Appendix 4: Individual rights

The right to be informed covers some of the key transparency requirements of the UK GDPR. It is about providing individuals with clear and concise information about what you do with their personal data. (Articles 13 and 14 specify what individuals have the right to be informed about).

Individuals have the right to access their personal data which is commonly referred to as a subject access request (SAR). Responses to these requests should typically be made within one month (however there are circumstances where an extension may be sought). There needs to be consideration if the request includes information about others. The ICO has produced a Code of Practice for SARs. Further information on SARs is also available on the NHS England information governance hub. 

Individuals have a right to have inaccurate personal data rectified or completed if it is incomplete. These requests can be made verbally or in writing and organisations have one calendar month to respond. In certain circumstances, organisations can refuse a request for rectification. (Note, this right is closely linked to controllers obligations under the accuracy principle of UK GDPR [Article (5) (1) (d)]. The following relevant statements from the NHS Constitution (2013, 2015) and how this right may be applied should also be noted:

“You have the right to have any factual inaccuracies corrected. Ask your health professional about amending your records if you believe they contain a factual error.”

“There is no obligation to amend professional opinion; however, sometimes it is difficult to distinguish between fact and opinion. Where you and the health professional cannot agree on whether the information in question is accurate, you can ask that a statement is included to set out that the accuracy of the information is disputed by you” (page 56) The Handbook to the NHS Constitution 2013.

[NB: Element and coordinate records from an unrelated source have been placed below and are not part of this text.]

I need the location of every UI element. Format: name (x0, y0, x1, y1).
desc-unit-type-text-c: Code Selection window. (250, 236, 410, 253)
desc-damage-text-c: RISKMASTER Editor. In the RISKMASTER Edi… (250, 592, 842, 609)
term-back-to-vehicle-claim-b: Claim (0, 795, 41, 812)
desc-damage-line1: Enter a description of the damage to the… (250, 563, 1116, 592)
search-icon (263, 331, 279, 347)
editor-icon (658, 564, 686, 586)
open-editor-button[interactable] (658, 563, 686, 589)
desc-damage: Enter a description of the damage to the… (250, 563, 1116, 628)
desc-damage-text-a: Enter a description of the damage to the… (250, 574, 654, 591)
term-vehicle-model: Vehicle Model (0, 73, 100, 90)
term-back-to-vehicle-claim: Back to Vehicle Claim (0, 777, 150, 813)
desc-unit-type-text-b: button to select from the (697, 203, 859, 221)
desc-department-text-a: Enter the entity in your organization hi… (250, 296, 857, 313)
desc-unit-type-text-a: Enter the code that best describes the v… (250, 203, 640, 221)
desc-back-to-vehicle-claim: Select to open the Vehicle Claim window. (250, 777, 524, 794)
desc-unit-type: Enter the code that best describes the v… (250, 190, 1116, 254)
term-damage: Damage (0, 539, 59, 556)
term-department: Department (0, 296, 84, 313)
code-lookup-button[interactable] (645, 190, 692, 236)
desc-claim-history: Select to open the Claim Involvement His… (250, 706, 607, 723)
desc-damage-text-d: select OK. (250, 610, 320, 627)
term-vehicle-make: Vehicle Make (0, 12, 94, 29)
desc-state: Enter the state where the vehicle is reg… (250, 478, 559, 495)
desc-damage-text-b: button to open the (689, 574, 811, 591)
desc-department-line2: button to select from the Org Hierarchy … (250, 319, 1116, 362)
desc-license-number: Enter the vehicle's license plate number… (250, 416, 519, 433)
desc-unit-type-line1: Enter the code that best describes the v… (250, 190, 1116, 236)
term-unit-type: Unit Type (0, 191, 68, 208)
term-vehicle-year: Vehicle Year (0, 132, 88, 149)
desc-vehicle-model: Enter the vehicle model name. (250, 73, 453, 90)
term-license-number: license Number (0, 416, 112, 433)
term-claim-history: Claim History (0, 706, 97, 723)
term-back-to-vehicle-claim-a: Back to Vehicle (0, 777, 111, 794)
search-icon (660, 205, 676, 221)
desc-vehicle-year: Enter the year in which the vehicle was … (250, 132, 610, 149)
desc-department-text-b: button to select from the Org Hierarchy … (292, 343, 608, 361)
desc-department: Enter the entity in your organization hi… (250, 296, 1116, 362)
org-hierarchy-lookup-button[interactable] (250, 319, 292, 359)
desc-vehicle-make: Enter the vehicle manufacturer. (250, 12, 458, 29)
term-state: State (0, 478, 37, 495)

The NHS England Template Data Sharing and Processing Agreement, defines a process that can be adopted for communicating rectifications of personal and special category information between organisations.  

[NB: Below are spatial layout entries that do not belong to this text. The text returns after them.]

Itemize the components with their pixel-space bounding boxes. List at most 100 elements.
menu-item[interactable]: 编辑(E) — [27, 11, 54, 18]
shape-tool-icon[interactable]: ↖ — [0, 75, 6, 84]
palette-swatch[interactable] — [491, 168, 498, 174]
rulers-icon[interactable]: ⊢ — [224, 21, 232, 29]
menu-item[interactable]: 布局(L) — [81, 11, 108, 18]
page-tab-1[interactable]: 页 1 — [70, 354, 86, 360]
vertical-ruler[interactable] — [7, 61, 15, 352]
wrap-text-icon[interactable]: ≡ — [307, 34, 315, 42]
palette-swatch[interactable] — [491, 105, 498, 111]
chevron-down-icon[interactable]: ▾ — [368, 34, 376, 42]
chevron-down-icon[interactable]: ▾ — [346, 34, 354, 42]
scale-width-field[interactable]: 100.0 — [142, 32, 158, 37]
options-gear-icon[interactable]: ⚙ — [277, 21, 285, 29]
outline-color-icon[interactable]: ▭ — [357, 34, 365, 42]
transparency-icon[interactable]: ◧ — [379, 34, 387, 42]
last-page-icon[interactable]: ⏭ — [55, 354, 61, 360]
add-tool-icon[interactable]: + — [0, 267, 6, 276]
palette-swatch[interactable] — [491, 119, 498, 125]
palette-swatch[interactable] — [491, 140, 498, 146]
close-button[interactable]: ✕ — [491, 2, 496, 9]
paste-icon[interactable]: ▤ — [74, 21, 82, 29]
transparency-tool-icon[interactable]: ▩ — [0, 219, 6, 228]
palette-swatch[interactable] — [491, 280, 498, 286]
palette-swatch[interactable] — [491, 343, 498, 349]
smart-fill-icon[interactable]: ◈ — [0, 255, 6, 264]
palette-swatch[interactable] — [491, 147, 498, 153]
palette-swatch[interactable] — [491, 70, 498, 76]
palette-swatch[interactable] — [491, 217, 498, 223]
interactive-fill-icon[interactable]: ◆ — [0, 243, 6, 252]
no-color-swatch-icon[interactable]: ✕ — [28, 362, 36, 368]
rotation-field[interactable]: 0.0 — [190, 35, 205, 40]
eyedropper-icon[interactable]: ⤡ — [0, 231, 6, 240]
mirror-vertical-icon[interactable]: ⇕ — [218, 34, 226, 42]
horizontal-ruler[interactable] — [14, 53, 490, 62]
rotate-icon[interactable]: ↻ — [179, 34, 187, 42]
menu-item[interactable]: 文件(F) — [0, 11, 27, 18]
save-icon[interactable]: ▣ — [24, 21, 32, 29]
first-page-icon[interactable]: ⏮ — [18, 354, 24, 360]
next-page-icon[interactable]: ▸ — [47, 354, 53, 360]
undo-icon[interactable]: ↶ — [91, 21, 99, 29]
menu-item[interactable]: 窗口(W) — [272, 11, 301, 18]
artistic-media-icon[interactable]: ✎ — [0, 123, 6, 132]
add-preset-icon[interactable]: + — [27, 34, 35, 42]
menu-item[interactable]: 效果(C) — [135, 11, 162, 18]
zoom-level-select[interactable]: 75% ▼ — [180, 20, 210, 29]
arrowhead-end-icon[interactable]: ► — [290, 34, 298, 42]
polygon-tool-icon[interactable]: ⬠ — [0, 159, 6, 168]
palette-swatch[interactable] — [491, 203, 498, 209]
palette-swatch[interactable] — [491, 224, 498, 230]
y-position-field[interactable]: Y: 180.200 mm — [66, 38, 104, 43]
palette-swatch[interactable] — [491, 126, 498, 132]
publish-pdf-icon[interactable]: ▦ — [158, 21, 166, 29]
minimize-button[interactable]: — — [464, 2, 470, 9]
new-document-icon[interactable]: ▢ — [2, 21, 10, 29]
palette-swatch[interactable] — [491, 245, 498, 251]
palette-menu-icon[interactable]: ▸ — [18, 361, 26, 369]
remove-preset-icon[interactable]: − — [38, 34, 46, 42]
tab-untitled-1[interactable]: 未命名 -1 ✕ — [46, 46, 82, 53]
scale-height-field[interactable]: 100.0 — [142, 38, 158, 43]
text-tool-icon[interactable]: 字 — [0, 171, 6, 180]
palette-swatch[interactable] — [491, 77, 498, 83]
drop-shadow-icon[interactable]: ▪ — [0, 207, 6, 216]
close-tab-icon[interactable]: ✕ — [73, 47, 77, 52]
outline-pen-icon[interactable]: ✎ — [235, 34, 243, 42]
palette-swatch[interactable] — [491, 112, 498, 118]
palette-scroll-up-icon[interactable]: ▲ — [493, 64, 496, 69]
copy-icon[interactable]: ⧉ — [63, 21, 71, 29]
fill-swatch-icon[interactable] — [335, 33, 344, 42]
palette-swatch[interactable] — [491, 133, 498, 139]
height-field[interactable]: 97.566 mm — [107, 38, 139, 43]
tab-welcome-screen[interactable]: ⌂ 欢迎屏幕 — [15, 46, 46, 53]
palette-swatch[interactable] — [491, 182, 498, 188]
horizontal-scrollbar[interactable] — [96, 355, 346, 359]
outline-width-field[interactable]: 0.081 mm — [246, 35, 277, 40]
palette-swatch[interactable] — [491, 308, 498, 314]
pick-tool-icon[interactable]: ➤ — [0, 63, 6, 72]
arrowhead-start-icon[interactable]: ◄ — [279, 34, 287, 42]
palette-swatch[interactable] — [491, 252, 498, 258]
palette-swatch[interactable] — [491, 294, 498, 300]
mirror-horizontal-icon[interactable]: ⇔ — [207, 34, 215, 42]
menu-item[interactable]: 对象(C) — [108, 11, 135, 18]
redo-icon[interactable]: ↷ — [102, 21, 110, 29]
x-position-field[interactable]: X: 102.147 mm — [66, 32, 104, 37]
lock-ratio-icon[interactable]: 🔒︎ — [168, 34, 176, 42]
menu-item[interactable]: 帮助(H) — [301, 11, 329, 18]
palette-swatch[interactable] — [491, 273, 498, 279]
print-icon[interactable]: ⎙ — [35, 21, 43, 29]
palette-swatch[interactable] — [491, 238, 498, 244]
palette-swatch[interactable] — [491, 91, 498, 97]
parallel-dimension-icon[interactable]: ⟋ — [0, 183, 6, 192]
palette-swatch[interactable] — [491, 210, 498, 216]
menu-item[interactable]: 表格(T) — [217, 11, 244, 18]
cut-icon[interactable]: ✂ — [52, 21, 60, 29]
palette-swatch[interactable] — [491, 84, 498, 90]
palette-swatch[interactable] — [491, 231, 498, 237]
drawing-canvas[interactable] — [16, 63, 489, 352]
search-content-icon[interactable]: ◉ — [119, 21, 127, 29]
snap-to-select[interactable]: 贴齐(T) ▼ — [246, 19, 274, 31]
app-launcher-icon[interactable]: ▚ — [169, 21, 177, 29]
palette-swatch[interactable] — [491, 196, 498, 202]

Individuals have a right to have certain personal data erased, commonly known as “the right to be forgotten”. The right to erasure only applies where data is processed under consent.

This request can be made verbally or in writing. Organisations have one month to respond to a request. This right is not an absolute and only applies in certain circumstances. The NHS European Office explains that “the right to be forgotten and erasure of data does not apply to an individual’s health record, or for public health purposes or research purposes.” Health and care professionals may advise patients or service users that certain data cannot be removed because it allows continuity of care for their wellbeing.

Relevant exemptions to this right include:

• if the data collection took place to comply with legal obligations
• the exercise of official authority
• in the public interest relating to public health

A general public interest exemption also exists for archiving purposes in the public interest and, for scientific research purposes and statistical purposes as well.

Individuals have the right to request the restriction or suppression of their personal data. This request can be made verbally or in writing. Organisations have one calendar month to respond to a request. This is not an absolute right and only applies in certain circumstances. When processing is restricted, organisations are permitted to store the data but not use it. This right has close links to the right to rectification (Article 16) and the right to object (Article 21).

This right allows individuals to obtain and reuse their personal data for their own purposes across different services. It allows them to move, copy or transfer personal data easily from one IT environment to another in a safe and secure manner, without affecting its usability. This right only applies to information that the individual has provided to the controller.

The right to portability applies if the data processing is automated and the legal justification is consent. Where the organisation’s lawful basis is public interest (task), the rights of portability do not apply.

Individuals have the right to object to the processing of their personal data in certain circumstances. Individuals have an absolute right to stop their data being used for direct marketing. They can make this objection verbally or in writing and organisations have one calendar month to respond to an objection. There are other cases where organisations can continue processing the data, if they show that they have a compelling reason for doing so.

The UK GDPR has provisions on:

• automated individual decision-making (making a decision solely by automated means without any human involvement), and
• profiling (automated processing of personal data to evaluate certain things about an individual). Profiling can be part of an automated decision-making process.

Article 22 of the UK GDPR has additional rules to protect individuals if organisations are carrying out solely automated decision-making that has legal or similarly significant effects on them. These types of effect are not defined in the UK GDPR, but the decision must have a serious negative impact on an individual to be caught by this provision. 

There are exemptions such as where automation is in accordance with another law, where the automation is necessary for the entering or performance of a contract between the individual and pharmacy contractor, or when the individual has given their explicit consent.